Malgré des différences importantes en ce qui concerne les modalités d’application, on retrouve plu- sieurs thèmes récurrents dans les diverses propositions évoquées en France ou dans d’autres pays. Ils concernent essentiellement la place du travail dans la société et son évolution, le financement de ce type de revenu et l’opposition entre libération et libéralisation du travail.
La place du travail dans la société et son évolution
Dans la situation où le chômage est très élevé et où le nombre d’emplois semble se réduire ou bien ne pas augmenter suffisamment pour absorber toute la population active, la plupart des théoriciens du revenu inconditionnel émettent plusieurs hypothèses : soit celle selon laquelle le travail serait fini, soit celle qui considère que l’objectif de plein emploi serait désormais définitivement inatteignable, ou enfin celle selon laquelle c’est le salariat protégé par des droits qui devrait disparaître sous les coups de la révolution numérique, de l’ubérisation et de l’auto-entrepreneuriat.
Cependant, rien ne permet à l’heure actuelle d’étayer cette thèse de manière indiscutable. D’une part, si la quantité de travail nécessaire pour produire chaque unité de marchandise tend à se réduire, au niveau global le nombre d’emplois ne diminue pas, ni en France, ni dans les pays voisins, encore moins au niveau mondial.

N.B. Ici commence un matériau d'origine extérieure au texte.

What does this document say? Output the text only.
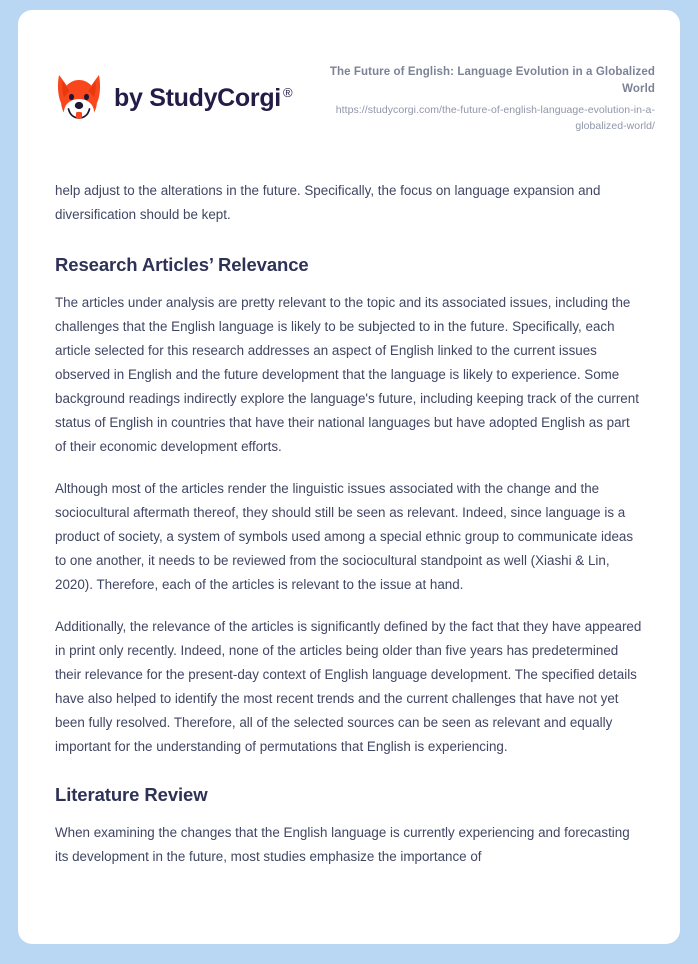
by StudyCorgi ®
The Future of English: Language Evolution in a Globalized World
https://studycorgi.com/the-future-of-english-language-evolution-in-a-globalized-world/

help adjust to the alterations in the future. Specifically, the focus on language expansion and diversification should be kept.

Research Articles’ Relevance

The articles under analysis are pretty relevant to the topic and its associated issues, including the challenges that the English language is likely to be subjected to in the future. Specifically, each article selected for this research addresses an aspect of English linked to the current issues observed in English and the future development that the language is likely to experience. Some background readings indirectly explore the language's future, including keeping track of the current status of English in countries that have their national languages but have adopted English as part of their economic development efforts.

Although most of the articles render the linguistic issues associated with the change and the sociocultural aftermath thereof, they should still be seen as relevant. Indeed, since language is a product of society, a system of symbols used among a special ethnic group to communicate ideas to one another, it needs to be reviewed from the sociocultural standpoint as well (Xiashi & Lin, 2020). Therefore, each of the articles is relevant to the issue at hand.

Additionally, the relevance of the articles is significantly defined by the fact that they have appeared in print only recently. Indeed, none of the articles being older than five years has predetermined their relevance for the present-day context of English language development. The specified details have also helped to identify the most recent trends and the current challenges that have not yet been fully resolved. Therefore, all of the selected sources can be seen as relevant and equally important for the understanding of permutations that English is experiencing.

Literature Review

When examining the changes that the English language is currently experiencing and forecasting its development in the future, most studies emphasize the importance of
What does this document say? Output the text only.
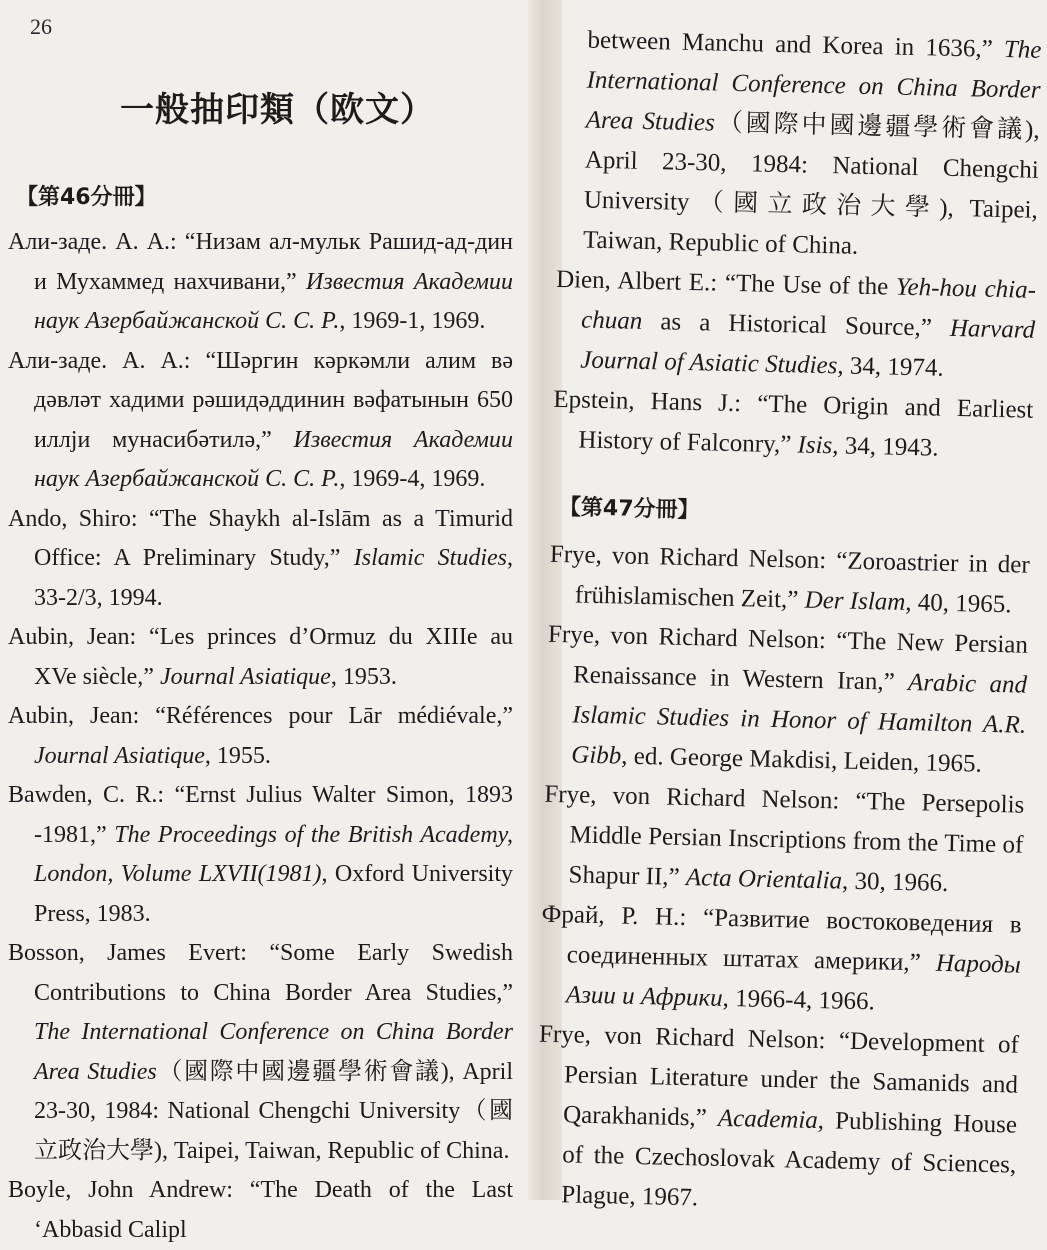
26
一般抽印類（欧文）
【第46分冊】

Али-заде. А. А.: “Низам ал-мульк Рашид-ад-дин и Мухаммед нахчивани,” Известия Академии наук Азербайжанской С. С. Р., 1969-1, 1969.

Али-заде. А. А.: “Шәргин кәркәмли алим вә дәвләт хадими рәшидәддинин вәфатынын 650 иллји мунасибәтилә,” Известия Академии наук Азербайжанской С. С. Р., 1969-4, 1969.

Ando, Shiro: “The Shaykh al-Islām as a Timurid Office: A Preliminary Study,” Islamic Studies, 33-2/3, 1994.

Aubin, Jean: “Les princes d’Ormuz du XIIIe au XVe siècle,” Journal Asiatique, 1953.

Aubin, Jean: “Références pour Lār médiévale,” Journal Asiatique, 1955.

Bawden, C. R.: “Ernst Julius Walter Simon, 1893 -1981,” The Proceedings of the British Academy, London, Volume LXVII(1981), Oxford University Press, 1983.

Bosson, James Evert: “Some Early Swedish Contributions to China Border Area Studies,” The International Conference on China Border Area Studies（國際中國邊疆學術會議), April 23-30, 1984: National Chengchi University（國立政治大學), Taipei, Taiwan, Republic of China.

Boyle, John Andrew: “The Death of the Last ‘Abbasid Calipl

between Manchu and Korea in 1636,” The International Conference on China Border Area Studies（國際中國邊疆學術會議), April 23-30, 1984: National Chengchi University（國立政治大學), Taipei, Taiwan, Republic of China.

Dien, Albert E.: “The Use of the Yeh-hou chia-chuan as a Historical Source,” Harvard Journal of Asiatic Studies, 34, 1974.

Epstein, Hans J.: “The Origin and Earliest History of Falconry,” Isis, 34, 1943.

【第47分冊】

Frye, von Richard Nelson: “Zoroastrier in der frühislamischen Zeit,” Der Islam, 40, 1965.

Frye, von Richard Nelson: “The New Persian Renaissance in Western Iran,” Arabic and Islamic Studies in Honor of Hamilton A.R. Gibb, ed. George Makdisi, Leiden, 1965.

Frye, von Richard Nelson: “The Persepolis Middle Persian Inscriptions from the Time of Shapur II,” Acta Orientalia, 30, 1966.

Фрай, Р. Н.: “Развитие востоковедения в соединенных штатах америки,” Народы Азии и Африки, 1966-4, 1966.

Frye, von Richard Nelson: “Development of Persian Literature under the Samanids and Qarakhanids,” Academia, Publishing House of the Czechoslovak Academy of Sciences, Plague, 1967.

À l’intérieur de la population active, la part du travail salarié reste aux alentours de 90 %, même si la proportion de l’emploi non salarié est passée en France de 9 à 10,3 % de l’emploi total entre 2000 et 2014, et c’est à l’intérieur du travail indépendant que les formes nouvelles d’ubérisation et d’auto-entrepreneuriat prennent de l’ampleur. Très souvent, les partisans du revenu inconditionnel arguent que le travail dépasse l’emploi, mais c’est une fausse opposition entre les deux notions, parce que l’emploi n’est autre que la forme juridique et institutionnelle (salariée ou non) dans laquelle s’effectue le travail. La forme juridique de l’emploi peut changer, mais le travail comme activité humaine n’est pas près de disparaître.
D’autre part, il assez paradoxal d’invoquer la disparition prochaine du travail à cause de la robotisation et du numérique, alors que les gains de productivité du travail ont en moyenne considérablement diminué depuis plusieurs décennies, de même que les gains mesurés par la productivité globale des facteurs, censée évaluer le rôle du progrès technique et des institutions dans la croissance économique.
En réalité, beaucoup de théoriciens du revenu inconditionnel pensent qu’abandonner l’objectif de plein emploi n’est en soi pas dommageable, puisque, selon eux, le travail ne serait pas – ou ne serait plus – un facteur d’intégration dans la société et de reconnaissance sociale pour les individus. Bien que le thème de la fin de la « valeur travail » soit démenti par beaucoup d’enquêtes sociologiques, il reste présent dans les discours sur le revenu inconditionnel.
Derrière ces imprécisions, voire ces contradictions, il y a une incertitude sur la nature de la crise du capitalisme contemporain. Le travail et les emplois disparaissent-ils du fait de la révolution technique ? Nous pensons plutôt que le capitalisme est responsable du chômage parce que la circulation sans entraves des capitaux, la dérégulation du « marché » du travail et l’avidité des actionnaires ont permis que le travail et les droits des travailleurs servent de variable d’ajustement permanente pour maintenir le taux de profit.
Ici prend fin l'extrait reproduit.